Biomed Middle East

New malaria estimate says 205,000 die in India

Malaria kills around 205,000 people in India each year, more than 13 times the estimate made by the World Health Organization, researchers said on Thursday.

WHO, the public health arm of the United Nations, estimates that approximately 15,000 people a year die from malaria in India, and 100,000 adults worldwide.

The researchers called for both figures to be urgently revised so they do not hurt funding for prevention, rapid diagnosis and treatment.
“If you do not know the disease in any area, your requirement of drugs and all that (will not) be correct. Your control program will suffer, it’s really important to know these figures correctly,” Vinod Sharma of India’s National Institute of Malaria Research said in a telephone interview.

The new numbers would boost WHO’s estimate of around 860,000 malaria deaths a year, most of whom are children under five, to more than a million, but WHO disputed the analysis.

Sharma said WHO based its estimates on figures provided by governments and it would be important for governments to put in place reliable disease surveillance systems. India detects only 1,000 malaria deaths each year, he added.

The study, led by Prabhat Jha of the Centre for Global Health Research at the University of Toronto in Canada, was published in The Lancet medical journal.

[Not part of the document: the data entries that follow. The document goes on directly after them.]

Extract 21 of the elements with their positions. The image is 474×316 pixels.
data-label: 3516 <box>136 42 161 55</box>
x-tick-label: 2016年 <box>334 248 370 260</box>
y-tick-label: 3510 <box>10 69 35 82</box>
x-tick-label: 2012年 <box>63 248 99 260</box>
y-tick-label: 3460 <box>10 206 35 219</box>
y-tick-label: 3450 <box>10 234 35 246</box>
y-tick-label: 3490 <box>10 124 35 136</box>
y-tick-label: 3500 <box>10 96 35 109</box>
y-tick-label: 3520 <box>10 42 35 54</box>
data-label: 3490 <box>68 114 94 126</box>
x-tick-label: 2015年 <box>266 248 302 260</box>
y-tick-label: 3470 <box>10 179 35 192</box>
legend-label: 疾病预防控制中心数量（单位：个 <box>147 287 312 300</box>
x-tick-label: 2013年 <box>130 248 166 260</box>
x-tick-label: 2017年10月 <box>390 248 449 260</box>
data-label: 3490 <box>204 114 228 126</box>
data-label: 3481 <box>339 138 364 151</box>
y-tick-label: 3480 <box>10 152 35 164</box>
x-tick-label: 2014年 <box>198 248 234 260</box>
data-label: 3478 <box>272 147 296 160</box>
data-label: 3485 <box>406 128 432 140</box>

The team sent field workers to 6,671 areas in India from 2001 to 2003 to interview families of 122,000 people who died.

The data suggested that about 205,000 people died from malaria in India each year — 55,000 young children, 30,000 children aged 5-14 and 120,000 people 15 and older.

“If WHO estimates of malaria deaths in India or among adults worldwide are likely to be serious underestimates, this could substantially change disease control strategies, particularly in the rural parts of states with high malaria burden,” the researchers wrote.